Le corps le fait en partie en activant les neurones qui déclenchent la libération de vasopressine, une hormone antidiurétique qui joue un rôle clé dans le maintien de la bonne concentration de sel. Contrairement aux études précédentes qui ont observé un lien positif entre l'activité des neurones et l'augmentation du flux sanguin, les chercheurs ont constaté une diminution du flux sanguin à mesure que les neurones s'activaient dans l'hypothalamus.
"Les résultats nous ont pris par surprise car nous avons constaté une vasoconstriction, ce qui est le contraire de ce que la plupart des gens ont décrit dans le cortex en réponse à un stimulus sensoriel", a déclaré Stern. "Une diminution du flux sanguin est normalement observée dans le cortex dans le cas de maladies comme la maladie d'Alzheimer ou après un accident vasculaire cérébral ou une ischémie."

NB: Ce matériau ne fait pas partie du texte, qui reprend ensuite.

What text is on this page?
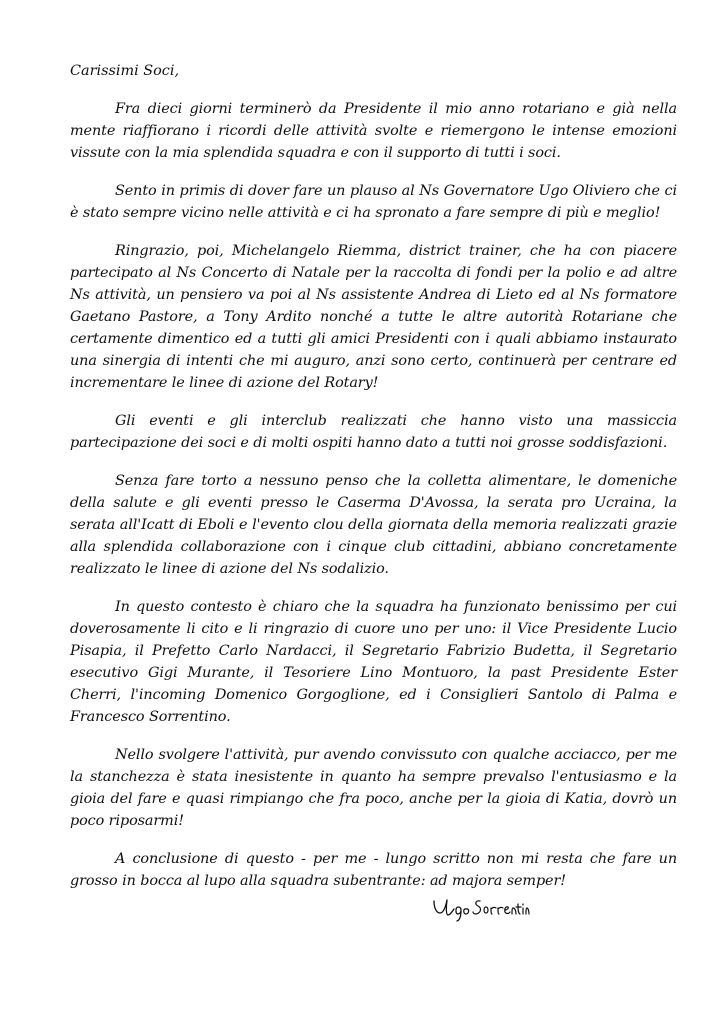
Carissimi Soci,

Fra dieci giorni terminerò da Presidente il mio anno rotariano e già nella mente riaffiorano i ricordi delle attività svolte e riemergono le intense emozioni vissute con la mia splendida squadra e con il supporto di tutti i soci.

Sento in primis di dover fare un plauso al Ns Governatore Ugo Oliviero che ci è stato sempre vicino nelle attività e ci ha spronato a fare sempre di più e meglio!

Ringrazio, poi, Michelangelo Riemma, district trainer, che ha con piacere partecipato al Ns Concerto di Natale per la raccolta di fondi per la polio e ad altre Ns attività, un pensiero va poi al Ns assistente Andrea di Lieto ed al Ns formatore Gaetano Pastore, a Tony Ardito nonché a tutte le altre autorità Rotariane che certamente dimentico ed a tutti gli amici Presidenti con i quali abbiamo instaurato una sinergia di intenti che mi auguro, anzi sono certo, continuerà per centrare ed incrementare le linee di azione del Rotary!

Gli eventi e gli interclub realizzati che hanno visto una massiccia partecipazione dei soci e di molti ospiti hanno dato a tutti noi grosse soddisfazioni.

Senza fare torto a nessuno penso che la colletta alimentare, le domeniche della salute e gli eventi presso le Caserma D'Avossa, la serata pro Ucraina, la serata all'Icatt di Eboli e l'evento clou della giornata della memoria realizzati grazie alla splendida collaborazione con i cinque club cittadini, abbiano concretamente realizzato le linee di azione del Ns sodalizio.

In questo contesto è chiaro che la squadra ha funzionato benissimo per cui doverosamente li cito e li ringrazio di cuore uno per uno: il Vice Presidente Lucio Pisapia, il Prefetto Carlo Nardacci, il Segretario Fabrizio Budetta, il Segretario esecutivo Gigi Murante, il Tesoriere Lino Montuoro, la past Presidente Ester Cherri, l'incoming Domenico Gorgoglione, ed i Consiglieri Santolo di Palma e Francesco Sorrentino.

Nello svolgere l'attività, pur avendo convissuto con qualche acciacco, per me la stanchezza è stata inesistente in quanto ha sempre prevalso l'entusiasmo e la gioia del fare e quasi rimpiango che fra poco, anche per la gioia di Katia, dovrò un poco riposarmi!

A conclusione di questo - per me - lungo scritto non mi resta che fare un grosso in bocca al lupo alla squadra subentrante: ad majora semper!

L'équipe a surnommé le phénomène "couplage neurovasculaire inverse", ou une diminution du flux sanguin qui produit une hypoxie. Ils ont également observé d'autres différences :dans le cortex, les réponses vasculaires aux stimuli sont très localisées et la dilatation se produit rapidement. Dans l'hypothalamus, la réponse était diffuse et s'est produite lentement, sur une longue période de temps.
"Lorsque nous mangeons beaucoup de sel, notre taux de sodium reste élevé pendant longtemps", a déclaré Stern. "Nous pensons que l'hypoxie est un mécanisme qui renforce la capacité des neurones à répondre à la stimulation soutenue par le sel, leur permettant de rester actifs pendant une période prolongée."

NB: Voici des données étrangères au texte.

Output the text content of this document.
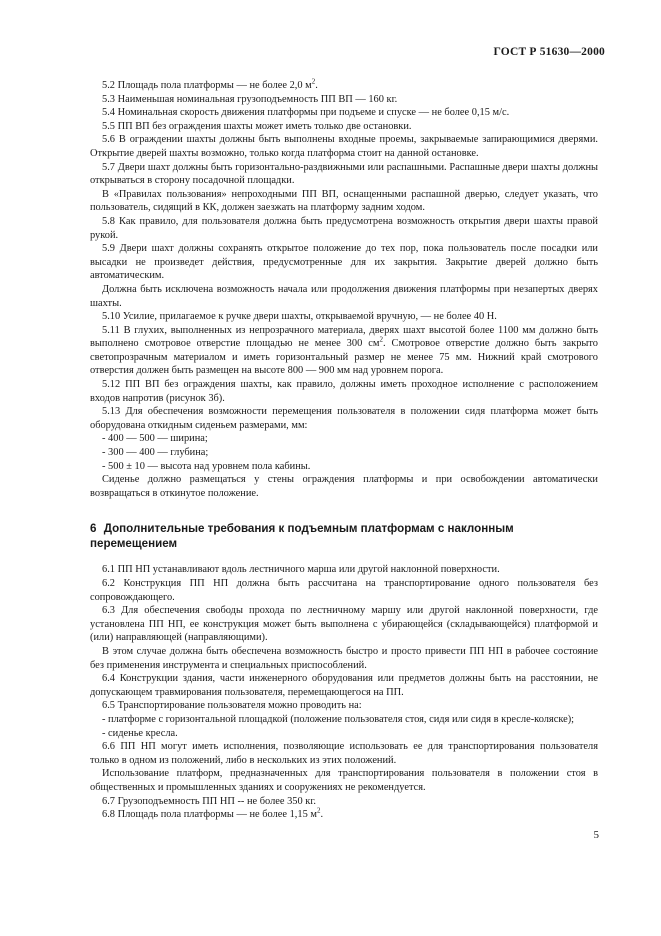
ГОСТ Р 51630—2000

5.2 Площадь пола платформы — не более 2,0 $м^2$.

5.3 Наименьшая номинальная грузоподъемность ПП ВП — 160 кг.

5.4 Номинальная скорость движения платформы при подъеме и спуске — не более 0,15 м/с.

5.5 ПП ВП без ограждения шахты может иметь только две остановки.

5.6 В ограждении шахты должны быть выполнены входные проемы, закрываемые запирающимися дверями. Открытие дверей шахты возможно, только когда платформа стоит на данной остановке.

5.7 Двери шахт должны быть горизонтально-раздвижными или распашными. Распашные двери шахты должны открываться в сторону посадочной площадки.

В «Правилах пользования» непроходными ПП ВП, оснащенными распашной дверью, следует указать, что пользователь, сидящий в КК, должен заезжать на платформу задним ходом.

5.8 Как правило, для пользователя должна быть предусмотрена возможность открытия двери шахты правой рукой.

5.9 Двери шахт должны сохранять открытое положение до тех пор, пока пользователь после посадки или высадки не произведет действия, предусмотренные для их закрытия. Закрытие дверей должно быть автоматическим.

Должна быть исключена возможность начала или продолжения движения платформы при незапертых дверях шахты.

5.10 Усилие, прилагаемое к ручке двери шахты, открываемой вручную, — не более 40 Н.

5.11 В глухих, выполненных из непрозрачного материала, дверях шахт высотой более 1100 мм должно быть выполнено смотровое отверстие площадью не менее 300 $см^2$. Смотровое отверстие должно быть закрыто светопрозрачным материалом и иметь горизонтальный размер не менее 75 мм. Нижний край смотрового отверстия должен быть размещен на высоте 800 — 900 мм над уровнем порога.

5.12 ПП ВП без ограждения шахты, как правило, должны иметь проходное исполнение с расположением входов напротив (рисунок 3б).

5.13 Для обеспечения возможности перемещения пользователя в положении сидя платформа может быть оборудована откидным сиденьем размерами, мм:

- 400 — 500 — ширина;

- 300 — 400 — глубина;

- 500 ± 10 — высота над уровнем пола кабины.

Сиденье должно размещаться у стены ограждения платформы и при освобождении автоматически возвращаться в откинутое положение.

6 Дополнительные требования к подъемным платформам с наклонным перемещением

6.1 ПП НП устанавливают вдоль лестничного марша или другой наклонной поверхности.

6.2 Конструкция ПП НП должна быть рассчитана на транспортирование одного пользователя без сопровождающего.

6.3 Для обеспечения свободы прохода по лестничному маршу или другой наклонной поверхности, где установлена ПП НП, ее конструкция может быть выполнена с убирающейся (складывающейся) платформой и (или) направляющей (направляющими).

В этом случае должна быть обеспечена возможность быстро и просто привести ПП НП в рабочее состояние без применения инструмента и специальных приспособлений.

6.4 Конструкции здания, части инженерного оборудования или предметов должны быть на расстоянии, не допускающем травмирования пользователя, перемещающегося на ПП.

6.5 Транспортирование пользователя можно проводить на:

- платформе с горизонтальной площадкой (положение пользователя стоя, сидя или сидя в кресле-коляске);

- сиденье кресла.

6.6 ПП НП могут иметь исполнения, позволяющие использовать ее для транспортирования пользователя только в одном из положений, либо в нескольких из этих положений.

Использование платформ, предназначенных для транспортирования пользователя в положении стоя в общественных и промышленных зданиях и сооружениях не рекомендуется.

6.7 Грузоподъемность ПП НП -- не более 350 кг.

6.8 Площадь пола платформы — не более 1,15 $м^2$.

5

Les résultats soulèvent des questions intéressantes sur la façon dont l'hypertension peut affecter le cerveau. On pense qu'entre 50 et 60 % de l'hypertension est dépendante du sel - déclenchée par une consommation excessive de sel. L'équipe de recherche prévoit d'étudier ce mécanisme de couplage neurovasculaire inverse dans des modèles animaux afin de déterminer s'il contribue à la pathologie de l'hypertension sel-dépendante. En outre, ils espèrent utiliser leur approche pour étudier d'autres régions et maladies du cerveau, notamment la dépression, l'obésité et les maladies neurodégénératives.

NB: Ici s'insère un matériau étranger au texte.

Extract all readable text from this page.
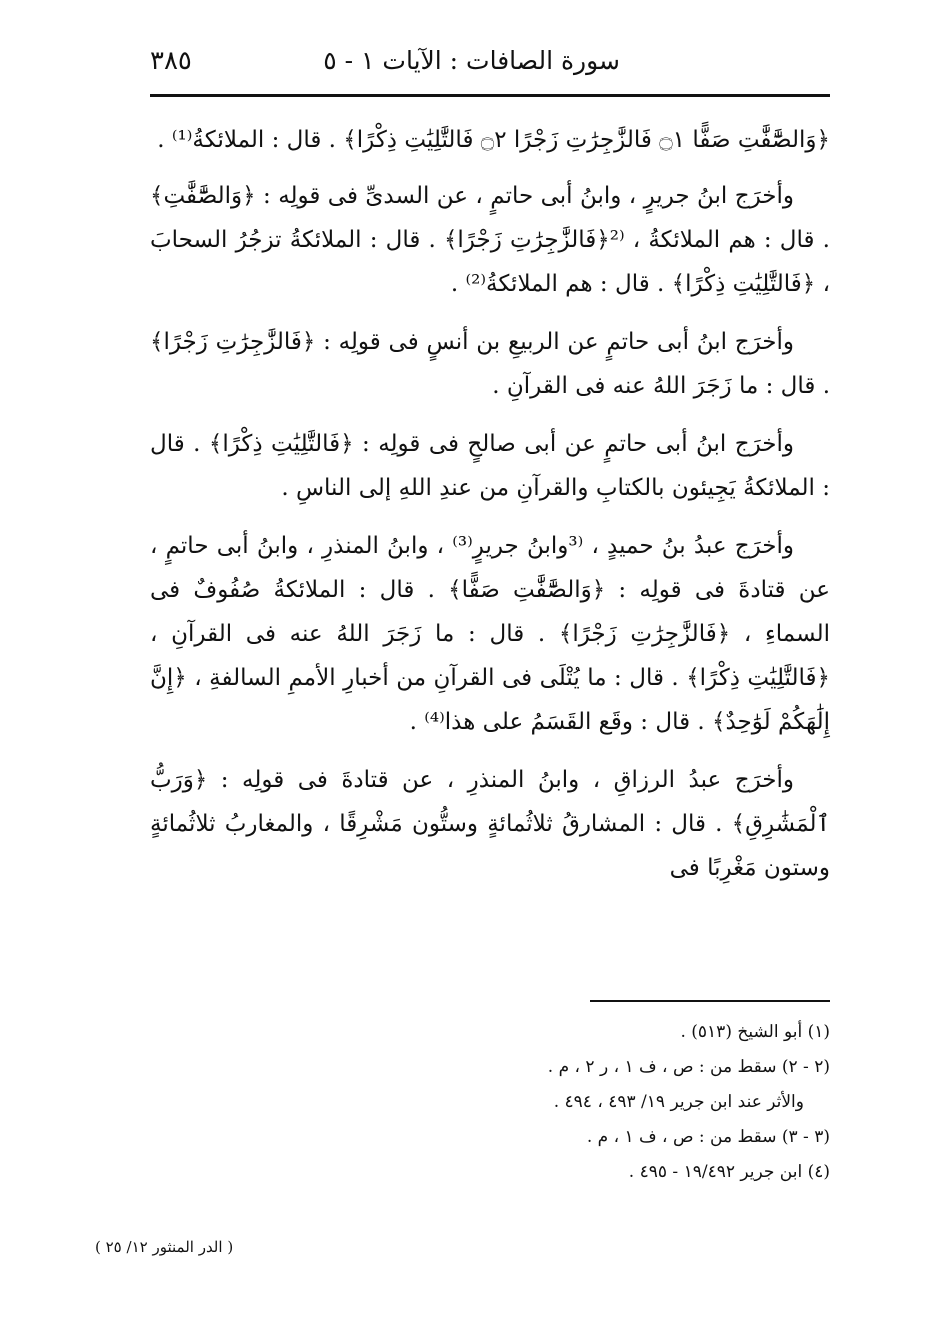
سورة الصافات : الآيات ١ - ٥
٣٨٥

﴿وَالصَّٰٓفَّٰتِ صَفًّا ۝١ فَالزَّٰجِرَٰتِ زَجْرًا ۝٢ فَالتَّٰلِيَٰتِ ذِكْرًا﴾ . قال : الملائكةُ⁽¹⁾ .

وأخرَج ابنُ جريرٍ ، وابنُ أبى حاتمٍ ، عن السدىِّ فى قولِه : ﴿وَالصَّٰٓفَّٰتِ﴾ . قال : هم الملائكةُ ، ⁽²﴿فَالزَّٰجِرَٰتِ زَجْرًا﴾ . قال : الملائكةُ تزجُرُ السحابَ ، ﴿فَالتَّٰلِيَٰتِ ذِكْرًا﴾ . قال : هم الملائكةُ⁽²⁾ .

وأخرَج ابنُ أبى حاتمٍ عن الربيعِ بن أنسٍ فى قولِه : ﴿فَالزَّٰجِرَٰتِ زَجْرًا﴾ . قال : ما زَجَرَ اللهُ عنه فى القرآنِ .

وأخرَج ابنُ أبى حاتمٍ عن أبى صالحٍ فى قولِه : ﴿فَالتَّٰلِيَٰتِ ذِكْرًا﴾ . قال : الملائكةُ يَجِيئون بالكتابِ والقرآنِ من عندِ اللهِ إلى الناسِ .

وأخرَج عبدُ بنُ حميدٍ ، ⁽³وابنُ جريرٍ⁽³⁾ ، وابنُ المنذرِ ، وابنُ أبى حاتمٍ ، عن قتادةَ فى قولِه : ﴿وَالصَّٰٓفَّٰتِ صَفًّا﴾ . قال : الملائكةُ صُفُوفٌ فى السماءِ ، ﴿فَالزَّٰجِرَٰتِ زَجْرًا﴾ . قال : ما زَجَرَ اللهُ عنه فى القرآنِ ، ﴿فَالتَّٰلِيَٰتِ ذِكْرًا﴾ . قال : ما يُتْلَى فى القرآنِ من أخبارِ الأممِ السالفةِ ، ﴿إِنَّ إِلَٰهَكُمْ لَوَٰحِدٌ﴾ . قال : وقَع القَسَمُ على هذا⁽⁴⁾ .

وأخرَج عبدُ الرزاقِ ، وابنُ المنذرِ ، عن قتادةَ فى قولِه : ﴿وَرَبُّ ٱلْمَشَٰرِقِ﴾ . قال : المشارقُ ثلاثُمائةٍ وستُّون مَشْرِقًا ، والمغاربُ ثلاثُمائةٍ وستون مَغْرِبًا فى

(١) أبو الشيخ (٥١٣) .
(٢ - ٢) سقط من : ص ، ف ١ ، ر ٢ ، م .
والأثر عند ابن جرير ١٩/ ٤٩٣ ، ٤٩٤ .
(٣ - ٣) سقط من : ص ، ف ١ ، م .
(٤) ابن جرير ١٩/٤٩٢ - ٤٩٥ .
( الدر المنثور ١٢/ ٢٥ )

"Si vous ingérez beaucoup de sel de manière chronique, vous aurez une hyperactivation des neurones de la vasopressine. Ce mécanisme peut alors induire une hypoxie excessive, ce qui pourrait entraîner des lésions tissulaires dans le cerveau », a déclaré Stern. "Si nous pouvons mieux comprendre ce processus, nous pouvons concevoir de nouvelles cibles pour arrêter cette activation dépendante de l'hypoxie et peut-être améliorer les résultats des personnes souffrant d'hypertension artérielle dépendante du sel."
Référence :"Le couplage neurovasculaire inverse contribue à l'excitation par rétroaction positive des neurones de la vasopressine lors d'un défi homéostatique systémique" par Ranjan K. Roy, Ferdinand Althammer, Alexander J. Seymour, Wenting Du, Vinicia C. Biancardi, Jordan P. Hamm, Jessica A. Filosa, Colin H. Brown et Javier E. Stern, 2 novembre 2021, Cell Reports .
DOI :10.1016/j.celrep.2021.109925
Les auteurs de l'étude incluent Ranjan Roy et Ferdinand Althammer, chercheurs postdoctoraux au Center for Neuroinflammation and Cardiometabolic Diseases, Jordan Hamm, professeur adjoint de neurosciences à Georgia State, et des collègues de l'Université d'Otago en Nouvelle-Zélande, de l'Université Augusta et de l'Université d'Auburn. La recherche a été soutenue par l'Institut national des troubles neurologiques et des accidents vasculaires cérébraux.